Nusantarakini.com, Jakarta – Beberapa waktu yang lalu, sebuah majalah pendukung rezim menurunkan laporan tentang wabah hoax. Sebagaimana pola yang biasa terjadi, laporan majalah tersebut merupakan aba-aba yang dikemas berkesan masuk akal sebagai pembuka jalan bagi meluncurnya serangkaian agenda dari rezim.
Benar saja. Hari ini telah dimobilisasi warga untuk kampanye melawan hoax. Padahal belum tentu juga semua masyarakat tahu dan berkepentingan dengan hoax.
Hoax atau desas-desus sebenarnya penting sebagai pembanding bagi suatu informasi yang muncul. Lagi pula orang sekarang tidaklah gampang untuk percaya begitu saja dengan desas-desus, kecuali memang desas-desus itu koheren dan korelatif dengan info resmi yang beredar.
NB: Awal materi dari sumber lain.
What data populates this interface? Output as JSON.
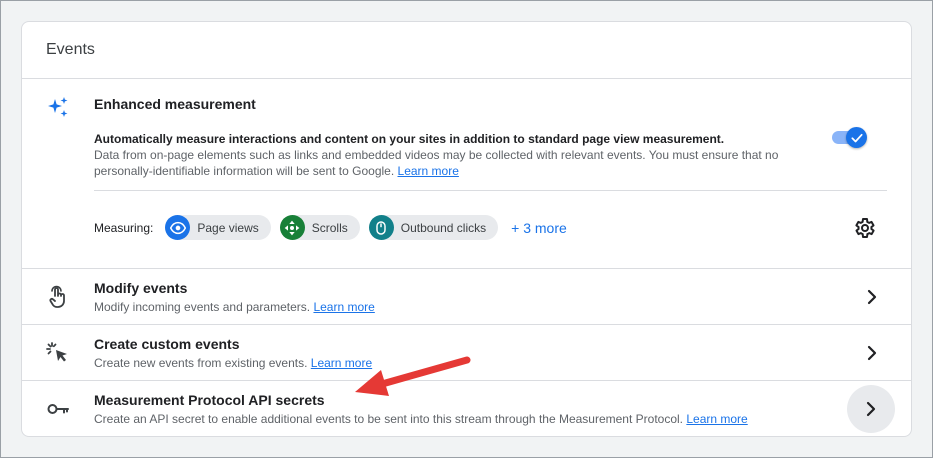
{
  "card": {
    "title": "Events"
  },
  "enhanced": {
    "title": "Enhanced measurement",
    "desc_bold": "Automatically measure interactions and content on your sites in addition to standard page view measurement.",
    "desc": "Data from on-page elements such as links and embedded videos may be collected with relevant events. You must ensure that no personally-identifiable information will be sent to Google.",
    "learn_more": "Learn more",
    "toggle_on": true,
    "measuring_label": "Measuring:",
    "chips": [
      {
        "label": "Page views",
        "icon": "eye-icon",
        "color": "#1a73e8"
      },
      {
        "label": "Scrolls",
        "icon": "scroll-arrows-icon",
        "color": "#188038"
      },
      {
        "label": "Outbound clicks",
        "icon": "mouse-icon",
        "color": "#12808a"
      }
    ],
    "more": "+ 3 more",
    "settings_icon": "gear-icon"
  },
  "rows": [
    {
      "title": "Modify events",
      "sub": "Modify incoming events and parameters.",
      "learn_more": "Learn more",
      "icon": "touch-hand-icon"
    },
    {
      "title": "Create custom events",
      "sub": "Create new events from existing events.",
      "learn_more": "Learn more",
      "icon": "cursor-click-icon"
    },
    {
      "title": "Measurement Protocol API secrets",
      "sub": "Create an API secret to enable additional events to be sent into this stream through the Measurement Protocol.",
      "learn_more": "Learn more",
      "icon": "key-icon"
    }
  ],
  "colors": {
    "accent": "#1a73e8",
    "annotation_arrow": "#e53935"
  }
}
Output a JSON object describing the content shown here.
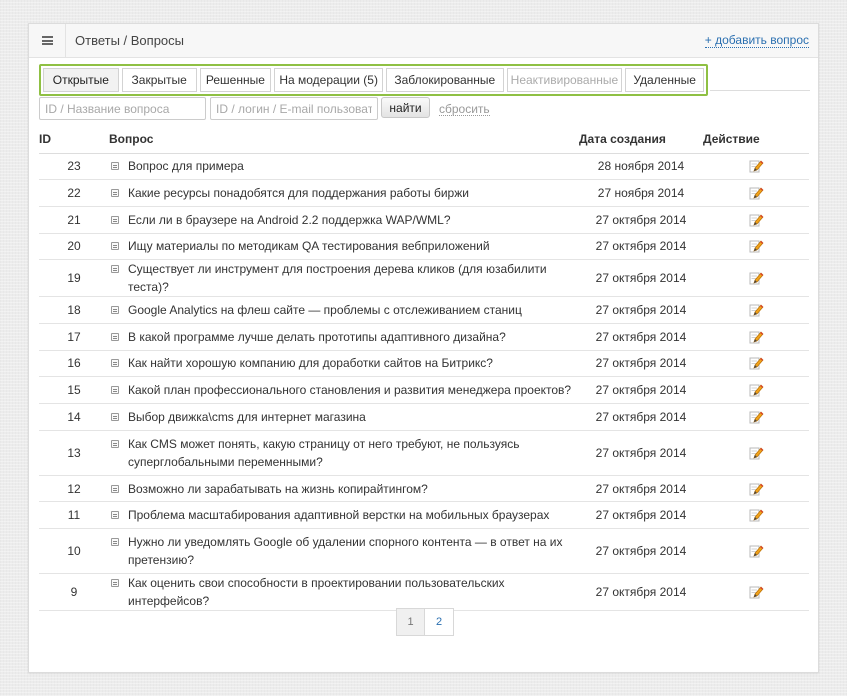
{
  "header": {
    "title": "Ответы / Вопросы",
    "add_link": "+ добавить вопрос"
  },
  "tabs": [
    {
      "label": "Открытые",
      "state": "active"
    },
    {
      "label": "Закрытые",
      "state": "normal"
    },
    {
      "label": "Решенные",
      "state": "normal"
    },
    {
      "label": "На модерации (5)",
      "state": "normal"
    },
    {
      "label": "Заблокированные",
      "state": "normal"
    },
    {
      "label": "Неактивированные",
      "state": "disabled"
    },
    {
      "label": "Удаленные",
      "state": "normal"
    }
  ],
  "filters": {
    "question_placeholder": "ID / Название вопроса",
    "user_placeholder": "ID / логин / E-mail пользователя",
    "find_label": "найти",
    "reset_label": "сбросить"
  },
  "table": {
    "headers": {
      "id": "ID",
      "question": "Вопрос",
      "date": "Дата создания",
      "action": "Действие"
    },
    "rows": [
      {
        "id": "23",
        "question": "Вопрос для примера",
        "date": "28 ноября 2014"
      },
      {
        "id": "22",
        "question": "Какие ресурсы понадобятся для поддержания работы биржи",
        "date": "27 ноября 2014"
      },
      {
        "id": "21",
        "question": "Если ли в браузере на Android 2.2 поддержка WAP/WML?",
        "date": "27 октября 2014"
      },
      {
        "id": "20",
        "question": "Ищу материалы по методикам QA тестирования вебприложений",
        "date": "27 октября 2014"
      },
      {
        "id": "19",
        "question": "Существует ли инструмент для построения дерева кликов (для юзабилити теста)?",
        "date": "27 октября 2014"
      },
      {
        "id": "18",
        "question": "Google Analytics на флеш сайте — проблемы с отслеживанием станиц",
        "date": "27 октября 2014"
      },
      {
        "id": "17",
        "question": "В какой программе лучше делать прототипы адаптивного дизайна?",
        "date": "27 октября 2014"
      },
      {
        "id": "16",
        "question": "Как найти хорошую компанию для доработки сайтов на Битрикс?",
        "date": "27 октября 2014"
      },
      {
        "id": "15",
        "question": "Какой план профессионального становления и развития менеджера проектов?",
        "date": "27 октября 2014"
      },
      {
        "id": "14",
        "question": "Выбор движка\\cms для интернет магазина",
        "date": "27 октября 2014"
      },
      {
        "id": "13",
        "question": "Как CMS может понять, какую страницу от него требуют, не пользуясь суперглобальными переменными?",
        "date": "27 октября 2014"
      },
      {
        "id": "12",
        "question": "Возможно ли зарабатывать на жизнь копирайтингом?",
        "date": "27 октября 2014"
      },
      {
        "id": "11",
        "question": "Проблема масштабирования адаптивной верстки на мобильных браузерах",
        "date": "27 октября 2014"
      },
      {
        "id": "10",
        "question": "Нужно ли уведомлять Google об удалении спорного контента — в ответ на их претензию?",
        "date": "27 октября 2014"
      },
      {
        "id": "9",
        "question": "Как оценить свои способности в проектировании пользовательских интерфейсов?",
        "date": "27 октября 2014"
      }
    ],
    "action_icon": "edit-pencil-icon"
  },
  "pagination": {
    "pages": [
      "1",
      "2"
    ],
    "current": "1"
  },
  "colors": {
    "tabs_highlight": "#8fc043",
    "link": "#2a6fb0"
  }
}
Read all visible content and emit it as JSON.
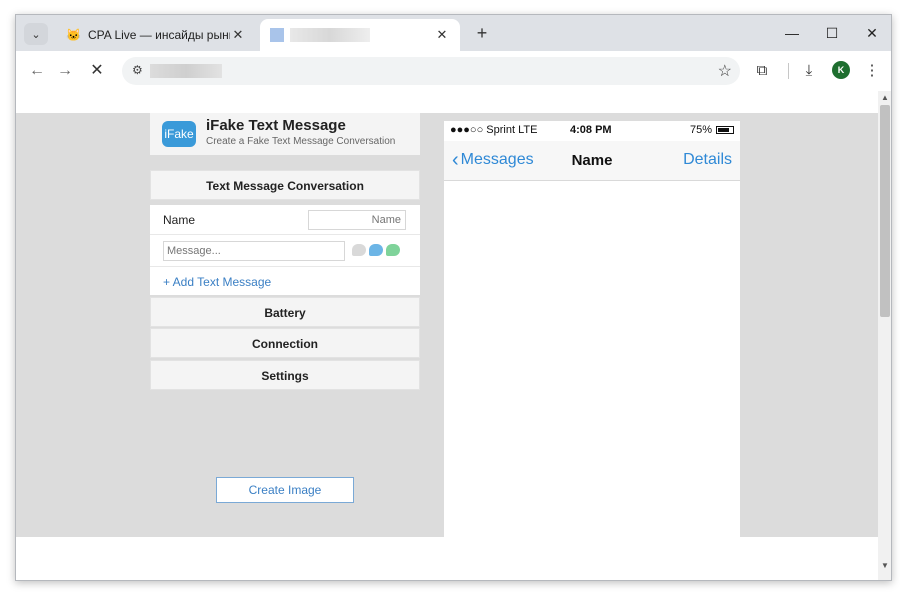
{
  "browser": {
    "tabs": [
      {
        "title": "CPA Live — инсайды рынка",
        "favicon": "cat-icon"
      },
      {
        "title": "",
        "favicon": "page-icon"
      }
    ],
    "window_controls": {
      "minimize": "—",
      "maximize": "☐",
      "close": "✕"
    }
  },
  "app": {
    "logo_text": "iFake",
    "title": "iFake Text Message",
    "subtitle": "Create a Fake Text Message Conversation",
    "section_conversation": "Text Message Conversation",
    "name_label": "Name",
    "name_placeholder": "Name",
    "message_placeholder": "Message...",
    "add_message": "+ Add Text Message",
    "section_battery": "Battery",
    "section_connection": "Connection",
    "section_settings": "Settings",
    "create_button": "Create Image",
    "bubble_colors": [
      "#d9d9d9",
      "#6cb5e6",
      "#7fd39a"
    ]
  },
  "phone": {
    "carrier": "●●●○○ Sprint  LTE",
    "time": "4:08 PM",
    "battery_pct": "75%",
    "battery_level": 0.75,
    "back_label": "Messages",
    "title": "Name",
    "details": "Details"
  }
}
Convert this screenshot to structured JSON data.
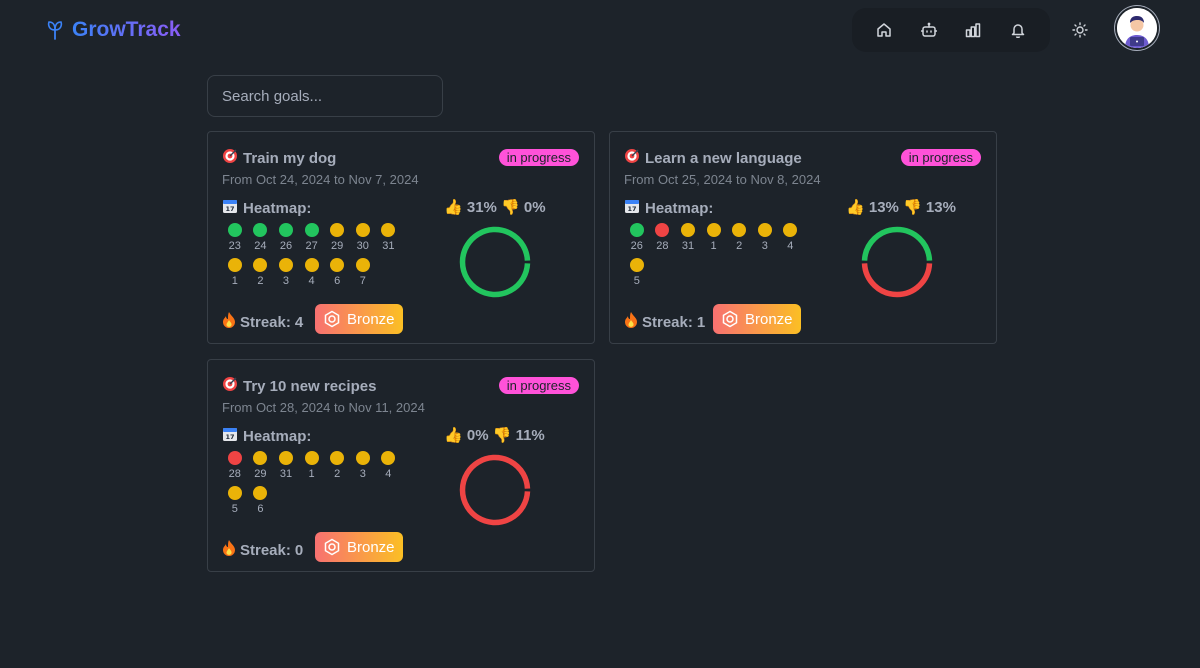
{
  "app": {
    "brand": "GrowTrack"
  },
  "nav": {
    "icons": [
      "home-icon",
      "bot-icon",
      "chart-icon",
      "bell-icon"
    ],
    "theme_icon": "sun-icon"
  },
  "search": {
    "placeholder": "Search goals...",
    "value": ""
  },
  "labels": {
    "heatmap": "Heatmap:",
    "streak_prefix": "Streak:"
  },
  "colors": {
    "good": "#22c55e",
    "mid": "#eab308",
    "bad": "#ef4444",
    "badge": "#ff52d9",
    "brand_from": "#3b82f6",
    "brand_to": "#8b5cf6"
  },
  "goals": [
    {
      "title": "Train my dog",
      "status": "in progress",
      "dates": "From Oct 24, 2024 to Nov 7, 2024",
      "up_text": "31%",
      "down_text": "0%",
      "up_pct": 31,
      "down_pct": 0,
      "heatmap": [
        {
          "day": "23",
          "s": "good"
        },
        {
          "day": "24",
          "s": "good"
        },
        {
          "day": "26",
          "s": "good"
        },
        {
          "day": "27",
          "s": "good"
        },
        {
          "day": "29",
          "s": "mid"
        },
        {
          "day": "30",
          "s": "mid"
        },
        {
          "day": "31",
          "s": "mid"
        },
        {
          "day": "1",
          "s": "mid"
        },
        {
          "day": "2",
          "s": "mid"
        },
        {
          "day": "3",
          "s": "mid"
        },
        {
          "day": "4",
          "s": "mid"
        },
        {
          "day": "6",
          "s": "mid"
        },
        {
          "day": "7",
          "s": "mid"
        }
      ],
      "streak_count": "4",
      "badge": "Bronze"
    },
    {
      "title": "Learn a new language",
      "status": "in progress",
      "dates": "From Oct 25, 2024 to Nov 8, 2024",
      "up_text": "13%",
      "down_text": "13%",
      "up_pct": 13,
      "down_pct": 13,
      "heatmap": [
        {
          "day": "26",
          "s": "good"
        },
        {
          "day": "28",
          "s": "bad"
        },
        {
          "day": "31",
          "s": "mid"
        },
        {
          "day": "1",
          "s": "mid"
        },
        {
          "day": "2",
          "s": "mid"
        },
        {
          "day": "3",
          "s": "mid"
        },
        {
          "day": "4",
          "s": "mid"
        },
        {
          "day": "5",
          "s": "mid"
        }
      ],
      "streak_count": "1",
      "badge": "Bronze"
    },
    {
      "title": "Try 10 new recipes",
      "status": "in progress",
      "dates": "From Oct 28, 2024 to Nov 11, 2024",
      "up_text": "0%",
      "down_text": "11%",
      "up_pct": 0,
      "down_pct": 11,
      "heatmap": [
        {
          "day": "28",
          "s": "bad"
        },
        {
          "day": "29",
          "s": "mid"
        },
        {
          "day": "31",
          "s": "mid"
        },
        {
          "day": "1",
          "s": "mid"
        },
        {
          "day": "2",
          "s": "mid"
        },
        {
          "day": "3",
          "s": "mid"
        },
        {
          "day": "4",
          "s": "mid"
        },
        {
          "day": "5",
          "s": "mid"
        },
        {
          "day": "6",
          "s": "mid"
        }
      ],
      "streak_count": "0",
      "badge": "Bronze"
    }
  ]
}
Yang Harus Diperangi Adalah Monopoli, Manipulasi dan Konspirasi Berita
Adalah lebay sekali jika pemerintah sampai-sampai menggunakan dana pajak untuk memobilisir masyarakat kampanye anti hoax. Apalagi dikomandani Menteri Kominfo pula, kayak tak ada kerjaan saja.
Justru yang harus diperangi adalah monopoli, manipulasi dan konspirasi poduksi suatu berita. Sudah biasalah suatu rezim berkonspirasi memproduksi suatu berita dengan suatu perusahaan informasi dan media dalam rangka memanipulasi opini. Gaya semacam itu sudah kuno dan gampang terdeteksi.
Jadi tak bisa ditutupi lagi, semakin serius rezim ini berkampanye perangi hoax, jangan-jangan pemerintah ini berdiri dulunya karena hoax. Siapa tahu?
Sebab biasanya sifat manusia begitu. Yang paling sensi terhadap korupsi, biasanya koruptor. Demikian juga yang paling sensi terhadah hoax, biasanya hoaxers juga. Katanya sih begitu. (sed)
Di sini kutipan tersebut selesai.